Guardian article: “Three myths that sustain the economic crisis”

Larry Elliott, the Guardian’s economics editor has an article very worthy of your time.  Here’s the conclusion…

There is no real comparison between the past five years and the half-decade after the Wall Street Crash in October 1929. In the 1930s, a quarter of the American workforce was out of work and industrial production fell by 50%. A better historical parallel may be the Great Depression of the 19th century, a slowdown in growth and deflationary pressure that lasted from 1873 to 1896.

The reason the crisis has been so long comes down to three myths. The Anglo-Saxon myth is that big finance is a force for good, rather than rent-seeking and corrupt. The German myth is you can solve a problem of demand deficiency with belt tightening and export growth. The right policy involves tough curbs on the banks, international co-operation so creditor countries increase domestic demand to help debtor countries, and a measured pace of deficit reduction governed by the pace of growth rather than arbitrary targets.

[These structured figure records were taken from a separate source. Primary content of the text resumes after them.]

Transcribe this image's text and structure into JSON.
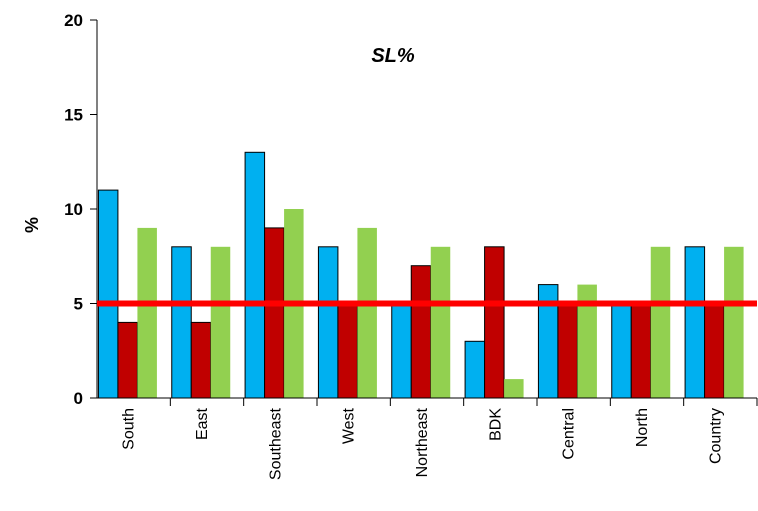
{
  "chart_data": {
    "type": "bar",
    "title": "SL%",
    "y_label": "%",
    "categories": [
      "South",
      "East",
      "Southeast",
      "West",
      "Northeast",
      "BDK",
      "Central",
      "North",
      "Country"
    ],
    "series": [
      {
        "color": "#00b0f0",
        "values": [
          11,
          8,
          13,
          8,
          5,
          3,
          6,
          5,
          8
        ]
      },
      {
        "color": "#c00000",
        "values": [
          4,
          4,
          9,
          5,
          7,
          8,
          5,
          5,
          5
        ]
      },
      {
        "color": "#92d050",
        "values": [
          9,
          8,
          10,
          9,
          8,
          1,
          6,
          8,
          8
        ]
      }
    ],
    "reference_line": {
      "value": 5,
      "color": "#ff0000"
    },
    "ylim": [
      0,
      20
    ],
    "yticks": [
      0,
      5,
      10,
      15,
      20
    ],
    "grid": false
  }
}
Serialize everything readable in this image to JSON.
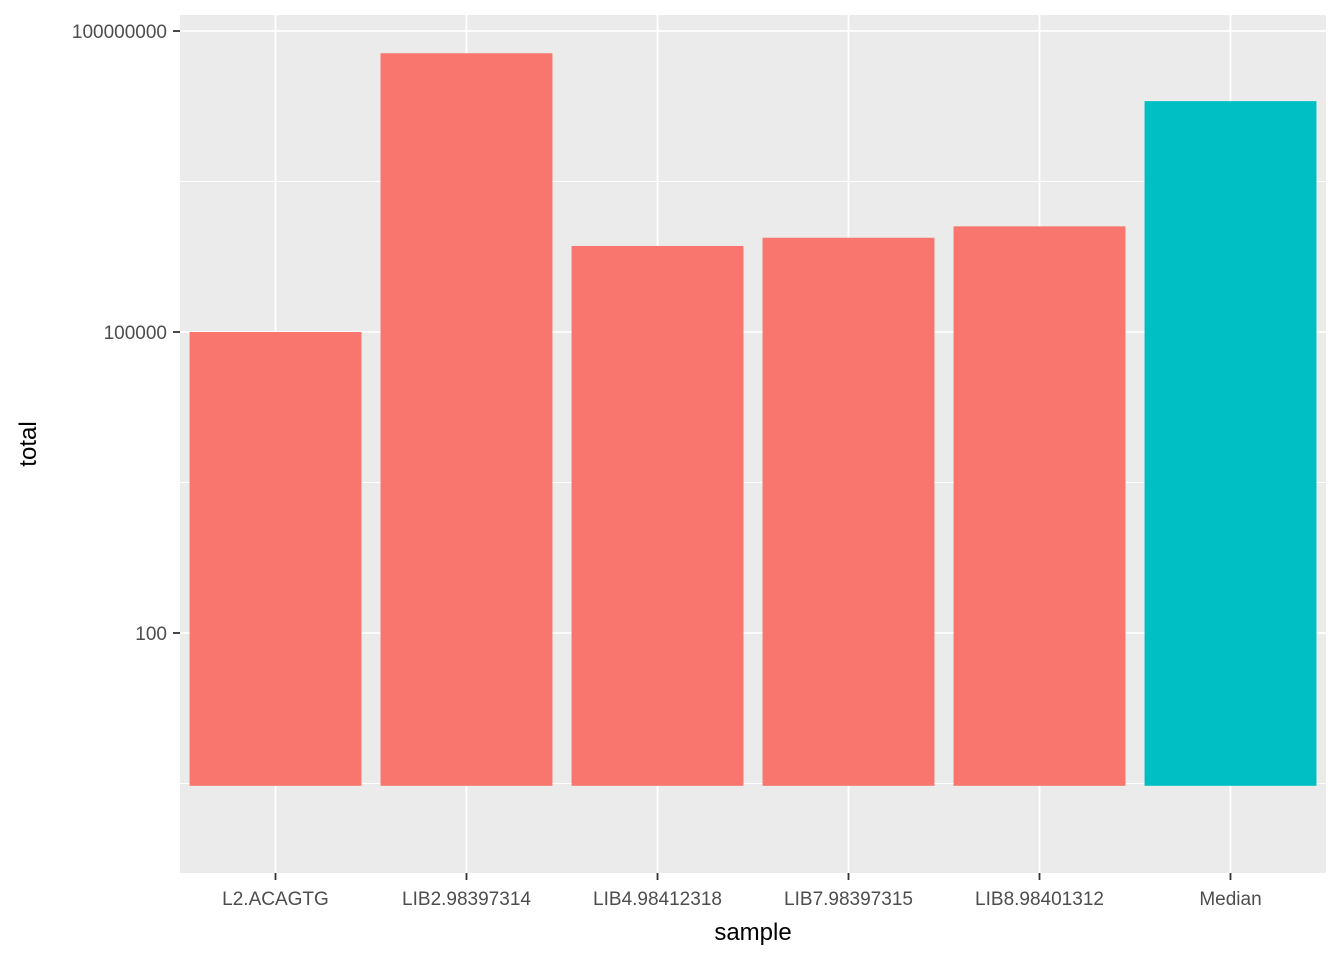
{
  "chart_data": {
    "type": "bar",
    "xlabel": "sample",
    "ylabel": "total",
    "y_scale": "log10",
    "ylim": [
      3,
      100000000
    ],
    "y_ticks": [
      {
        "value": 100,
        "label": "100"
      },
      {
        "value": 100000,
        "label": "100000"
      },
      {
        "value": 100000000,
        "label": "100000000"
      }
    ],
    "grid": true,
    "legend": "none",
    "categories": [
      "L2.ACAGTG",
      "LIB2.98397314",
      "LIB4.98412318",
      "LIB7.98397315",
      "LIB8.98401312",
      "Median"
    ],
    "values": [
      100000,
      60000000,
      720000,
      870000,
      1130000,
      20000000
    ],
    "bar_colors": [
      "#F8766D",
      "#F8766D",
      "#F8766D",
      "#F8766D",
      "#F8766D",
      "#00BFC4"
    ]
  },
  "colors": {
    "panel_background": "#EBEBEB",
    "grid_line": "#FFFFFF",
    "axis_text": "#4D4D4D",
    "axis_tick": "#333333"
  }
}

The chances of this happening are slim. Because there is a third myth – that there was not much wrong with the global economy in 2007. But the old model was financially flawed as it operated with high levels of debt, socially flawed in that the spoils of growth were captured by a small elite, and environmentally flawed in that all that mattered was ever-higher levels of growth. It is possible to move on, but only when it is recognised that the genie will not go back into the bottle.